Royals

You can take virtual tours of some of Europe's most beautiful palaces while you self-isolate

Fancy a free tour of Buckingham Palace? How about the Palace of Versailles?

With travel plans out the window for at least the next four weeks as we hunker down at home, you may be pleased to hear there's another way to see some of the world's wonders right from your living room and the best part? It's free.
If you've always wanted to walk through the iconic Hall of Mirrors in the opulent Palace of Versailles or see inside the Throne Room in London's Buckingham Palace, you can, thanks to a number of virtual tours that are right at your finger-tips.
Here are some of our favourites.

Buckingham Palace

It's Queen Elizabeth's official residence and one of the world's most visited tourist destinations, and while you may not be able to see inside all of Buckingham Palace's 775 rooms - 240 bedrooms, 19 staterooms, 92 offices and 78 bathrooms - you are able to take a tour of three of its most iconic space: the Grand Staircase, the Throne Room and the White and Blue Drawing Rooms.
Once inside the rooms you can discover incredible detail about some of the notable artwork, décor and items in the room by clicking on the information icons. For example, did you know the Dome ceiling which looks down into the Grand Staircase is made from 40 panes of glass and etched with figures of angels?

Palace of Versailles

Virtual reality tour (requires a VR headset): Palace of Versailles, Paris
If you thought Buckingham Palace with its 775 rooms was impressive, Paris' Palace of Versailles makes Buckingham Palace look small in comparison, boasting 2,300 rooms spread over almost five kilometres.
Starting as a hunting lodge built by King Louis XIII in 1623, he later decided to turn it into a chateau, which was expanded on by his son Louis XIV and his predecessors, becoming the principal royal residence of France from 1682 until the French Revolution 100 years later.
If you're lucky enough to own a virtual reality headset, the Palace, in partnership with Google Arts & Culture has created an immersive experience where you can freely explore everything in impeccable detail from the King and Queen's State Apartments, the Royal Opera House and of course the Hall of Mirrors, complete with audio commentary.
Don't have a VR headset? Don't worry, you're still able to explore the rooms and the expansive gardens via Google Arts & Culture here.

Windsor Castle

A royal home and fortress for more than 900 years, Windsor Castle is the largest occupied castle in the world and is where the Queen and Prince Philip are currently self-isolating.
The castle has also been front and centre over the past couple of years, hosting three royal weddings in just two years – The Duke and Duchess of Sussexes' and Princess Eugenie and Jack Brooksbank's in 2018 and Lady Gabriella Windsor's wedding to Thomas Kingston last year.
In the virtual tour, you're able to see a traditional State Banquet in St George's Hall – where Harry and Meghan held their wedding reception, as well as explore the Crimson Drawing Room and the Waterloo Chamber.

The Royal Palace

If you're an art lover, a virtual tour of Stockholm's Royal Palace's stone galleries – which house Gustav III's sculpture collection - might just be up your alley.
Now the official residence of King Carl XVI Gustav, the 18th-century castle is built in the spot where the ancient "Tre Kronor" castle burned down in 1697.
In this special virtual tour, walk through the hallways with its checkerboard floors and learn about the impressive sculptures housed there via plaques and audio guides.

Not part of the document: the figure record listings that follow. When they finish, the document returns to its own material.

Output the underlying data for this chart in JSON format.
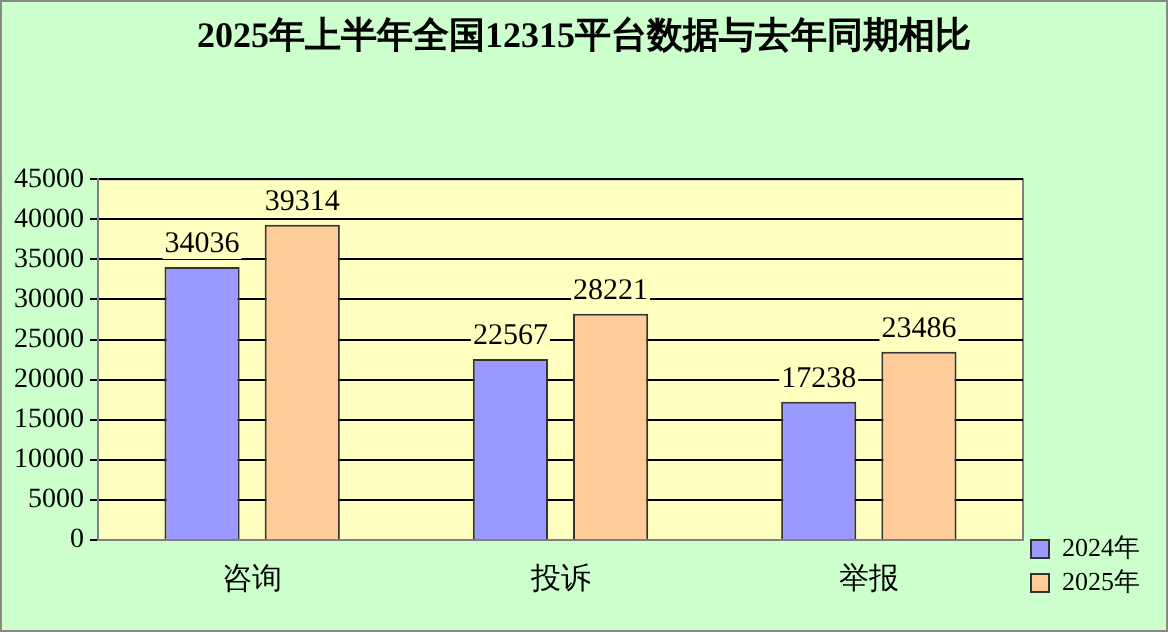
{
  "chart_data": {
    "type": "bar",
    "title": "2025年上半年全国12315平台数据与去年同期相比",
    "categories": [
      "咨询",
      "投诉",
      "举报"
    ],
    "series": [
      {
        "name": "2024年",
        "color": "#9999ff",
        "values": [
          34036,
          22567,
          17238
        ]
      },
      {
        "name": "2025年",
        "color": "#ffcc99",
        "values": [
          39314,
          28221,
          23486
        ]
      }
    ],
    "ylim": [
      0,
      45000
    ],
    "yticks": [
      0,
      5000,
      10000,
      15000,
      20000,
      25000,
      30000,
      35000,
      40000,
      45000
    ],
    "grid": "y",
    "legend": "bottom right",
    "data_labels": true
  }
}
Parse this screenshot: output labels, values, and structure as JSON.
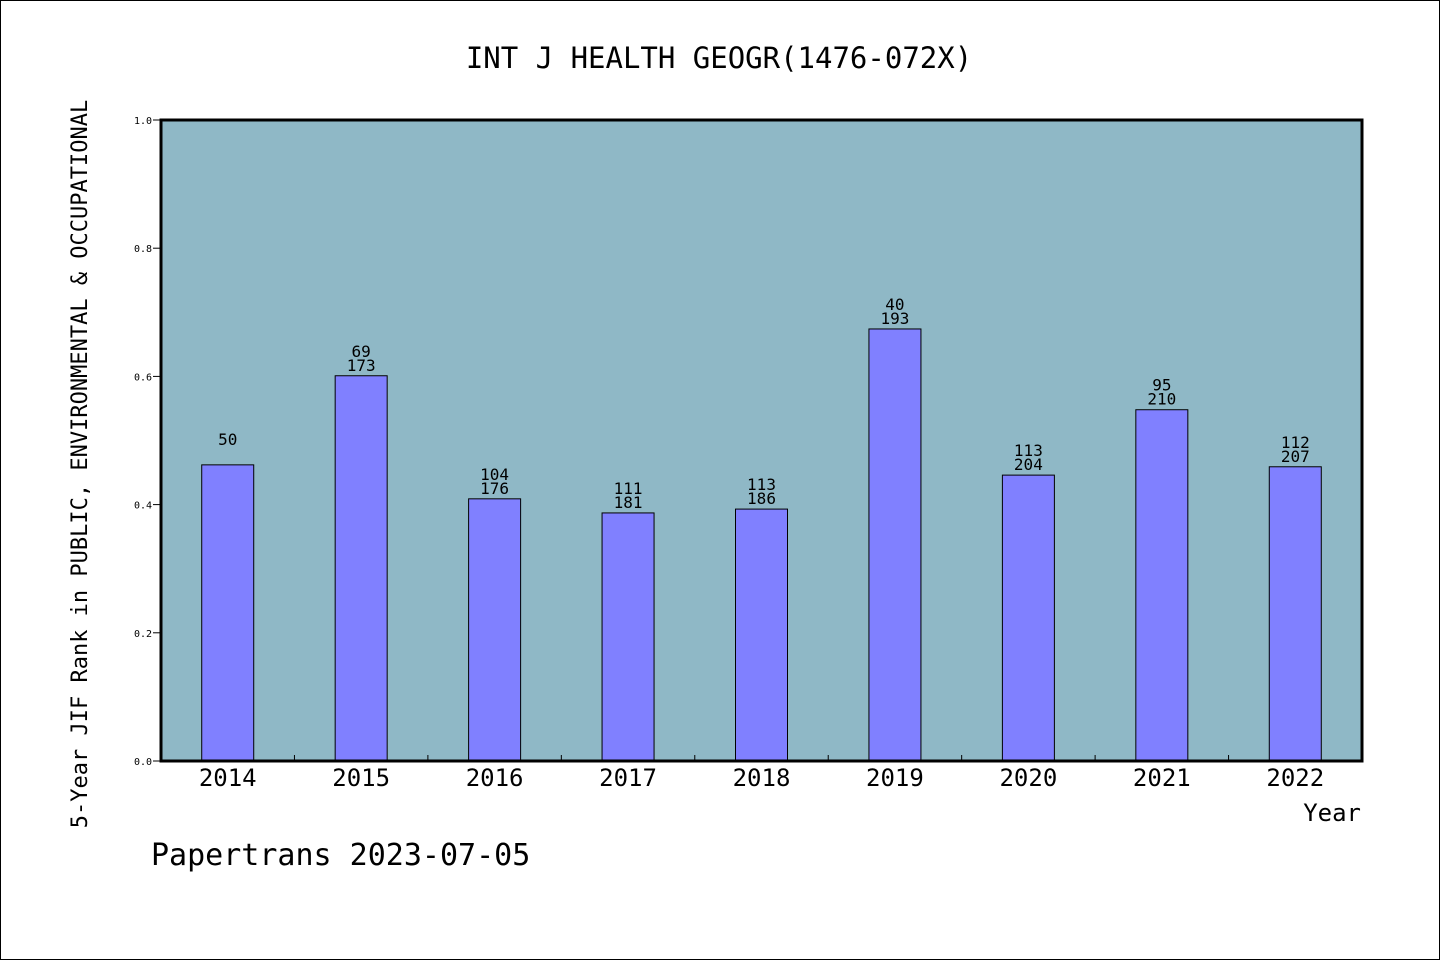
{
  "chart_data": {
    "type": "bar",
    "title": "INT J HEALTH GEOGR(1476-072X)",
    "ylabel": "5-Year JIF Rank in PUBLIC, ENVIRONMENTAL & OCCUPATIONAL",
    "xlabel": "Year",
    "ylim": [
      0,
      1.0
    ],
    "yticks": [
      "0.0",
      "0.2",
      "0.4",
      "0.6",
      "0.8",
      "1.0"
    ],
    "ytick_values": [
      0,
      0.2,
      0.4,
      0.6,
      0.8,
      1.0
    ],
    "categories": [
      "2014",
      "2015",
      "2016",
      "2017",
      "2018",
      "2019",
      "2020",
      "2021",
      "2022"
    ],
    "values": [
      0.462,
      0.601,
      0.409,
      0.387,
      0.393,
      0.674,
      0.446,
      0.548,
      0.459
    ],
    "label_top": [
      "50",
      "69",
      "104",
      "111",
      "113",
      "40",
      "113",
      "95",
      "112"
    ],
    "label_bottom": [
      "",
      "173",
      "176",
      "181",
      "186",
      "193",
      "204",
      "210",
      "207"
    ],
    "colors": {
      "plot_background": "#8fb8c6",
      "bar_fill": "#8080ff",
      "bar_stroke": "#000000"
    },
    "grid": false
  },
  "footer": {
    "source": "Papertrans 2023-07-05"
  }
}
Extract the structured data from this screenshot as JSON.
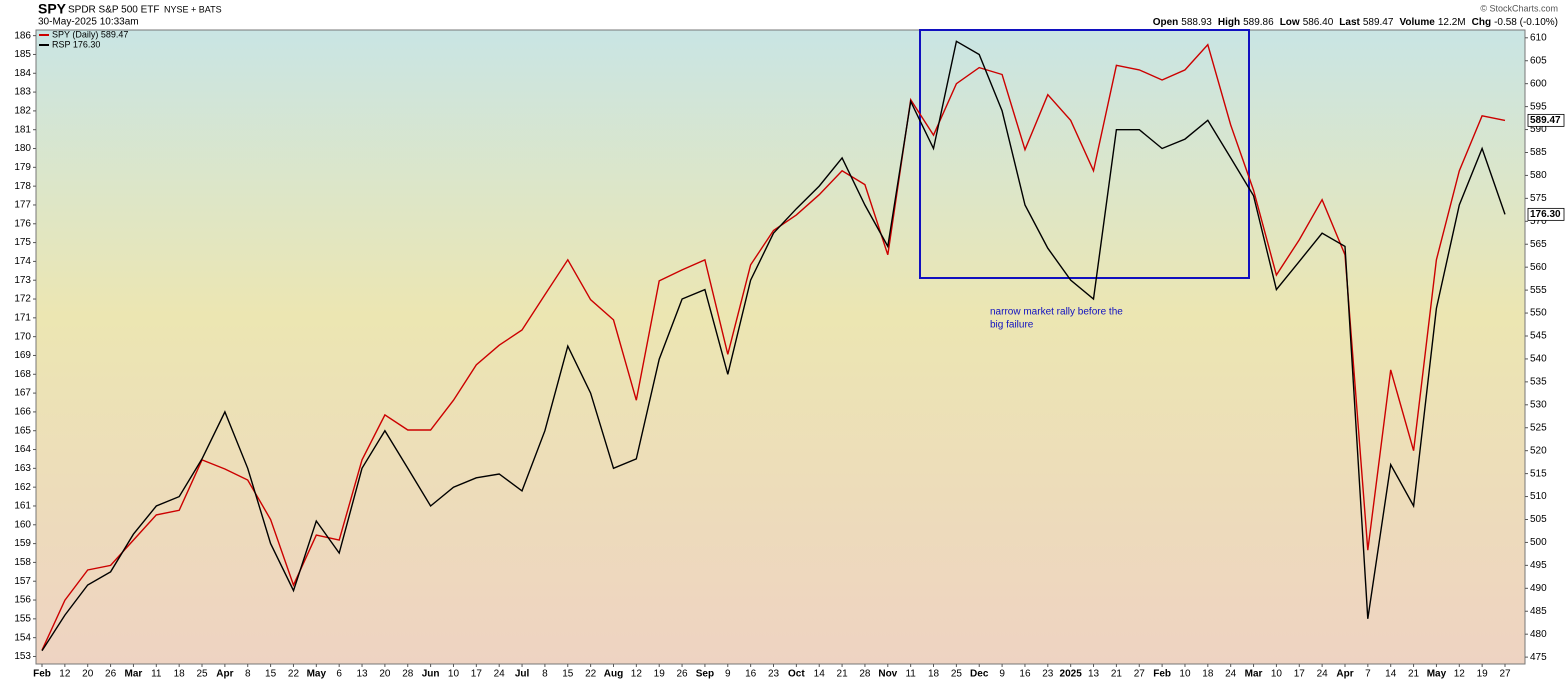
{
  "chart_data": {
    "type": "line",
    "symbol": "SPY",
    "title": "SPDR S&P 500 ETF",
    "exchange": "NYSE + BATS",
    "date": "30-May-2025 10:33am",
    "stats": [
      {
        "label": "Open",
        "value": "588.93"
      },
      {
        "label": "High",
        "value": "589.86"
      },
      {
        "label": "Low",
        "value": "586.40"
      },
      {
        "label": "Last",
        "value": "589.47"
      },
      {
        "label": "Volume",
        "value": "12.2M"
      },
      {
        "label": "Chg",
        "value": "-0.58 (-0.10%)"
      }
    ],
    "credit": "© StockCharts.com",
    "annotation": [
      "narrow market rally before the",
      "big failure"
    ],
    "categories": [
      "Feb",
      "12",
      "20",
      "26",
      "Mar",
      "11",
      "18",
      "25",
      "Apr",
      "8",
      "15",
      "22",
      "May",
      "6",
      "13",
      "20",
      "28",
      "Jun",
      "10",
      "17",
      "24",
      "Jul",
      "8",
      "15",
      "22",
      "Aug",
      "12",
      "19",
      "26",
      "Sep",
      "9",
      "16",
      "23",
      "Oct",
      "14",
      "21",
      "28",
      "Nov",
      "11",
      "18",
      "25",
      "Dec",
      "9",
      "16",
      "23",
      "2025",
      "13",
      "21",
      "27",
      "Feb",
      "10",
      "18",
      "24",
      "Mar",
      "10",
      "17",
      "24",
      "Apr",
      "7",
      "14",
      "21",
      "May",
      "12",
      "19",
      "27"
    ],
    "series": [
      {
        "name": "SPY (Daily) 589.47",
        "color": "#cc0000",
        "axis": "y2",
        "values": [
          476.5,
          487.4,
          494,
          495,
          500.5,
          506,
          507,
          518,
          516,
          513.6,
          505,
          490.7,
          501.6,
          500.5,
          518,
          527.8,
          524.5,
          524.5,
          531,
          538.7,
          543,
          546.3,
          554,
          561.6,
          552.9,
          548.5,
          531,
          557,
          559.4,
          561.6,
          541,
          560.5,
          568,
          571.4,
          575.8,
          581,
          578,
          562.7,
          596.5,
          588.8,
          600,
          603.5,
          602,
          585.6,
          597.6,
          592,
          581,
          604,
          603,
          600.8,
          603,
          608.5,
          591,
          576.8,
          558.3,
          566,
          574.7,
          562.7,
          498.3,
          537.6,
          520,
          561.6,
          581,
          593,
          592
        ]
      },
      {
        "name": "RSP 176.30",
        "color": "#000000",
        "axis": "y",
        "values": [
          153.3,
          155.2,
          156.8,
          157.5,
          159.5,
          161,
          161.5,
          163.5,
          166,
          163,
          159,
          156.5,
          160.2,
          158.5,
          163,
          165,
          163,
          161,
          162,
          162.5,
          162.7,
          161.8,
          165,
          169.5,
          167,
          163,
          163.5,
          168.8,
          172,
          172.5,
          168,
          173,
          175.5,
          176.8,
          178,
          179.5,
          177,
          174.8,
          182.5,
          180,
          185.7,
          185,
          182,
          177,
          174.7,
          173,
          172,
          181,
          181,
          180,
          180.5,
          181.5,
          179.5,
          177.5,
          172.5,
          174,
          175.5,
          174.8,
          155,
          163.2,
          161,
          171.5,
          177,
          180,
          176.5
        ]
      }
    ],
    "price_labels": [
      "589.47",
      "176.30"
    ],
    "ylim": [
      152.6,
      186.3
    ],
    "yticks": [
      153,
      154,
      155,
      156,
      157,
      158,
      159,
      160,
      161,
      162,
      163,
      164,
      165,
      166,
      167,
      168,
      169,
      170,
      171,
      172,
      173,
      174,
      175,
      176,
      177,
      178,
      179,
      180,
      181,
      182,
      183,
      184,
      185,
      186
    ],
    "y2lim": [
      473.5,
      611.7
    ],
    "y2ticks": [
      475,
      480,
      485,
      490,
      495,
      500,
      505,
      510,
      515,
      520,
      525,
      530,
      535,
      540,
      545,
      550,
      555,
      560,
      565,
      570,
      575,
      580,
      585,
      590,
      595,
      600,
      605,
      610
    ],
    "grid": false
  }
}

The Palace of Holyroodhouse

The royal family's official residence in Scotland, Holyroodhouse. (Image: Getty)
Queen Elizabeth's official residence in Scotland, Holyroodhouse has a long history, originally built as a monastery in 1128.
In 1501 it was modernised by King James VI, which he created a palace for his wife Margaret Tudor, these days the residence plays host to Scottish people from all works of life during Investitures, Garden Parties and other events.
In the virtual tour, you begin at the Great Staircase and can also explore the Morning Drawing Room with its walls draped in tapestries as well as exploring the King's Bedchamber.

The Royal Palace of Amsterdam

If you've always wanted to explore the capital of The Netherlands why not take a virtual trip to its Royal Palace. The Palace, which was originally built as the city's Town Hall became the royal palace of Louis Napoleon and later the Dutch Royal House.
The virtual tour begins in the heart of the building in the Citizen's Hall (Burgerzaal) which includes marble floors inlaid with three circular maps. From there, explore the paintings, sculptures and architectural décor in the adjoining rooms.
Of course, as well as royal palaces, many museums and art galleries also have virtual tours available for you to explore and immerse yourself in such as the Musée d'Orsay in Paris and MoMA in New York City.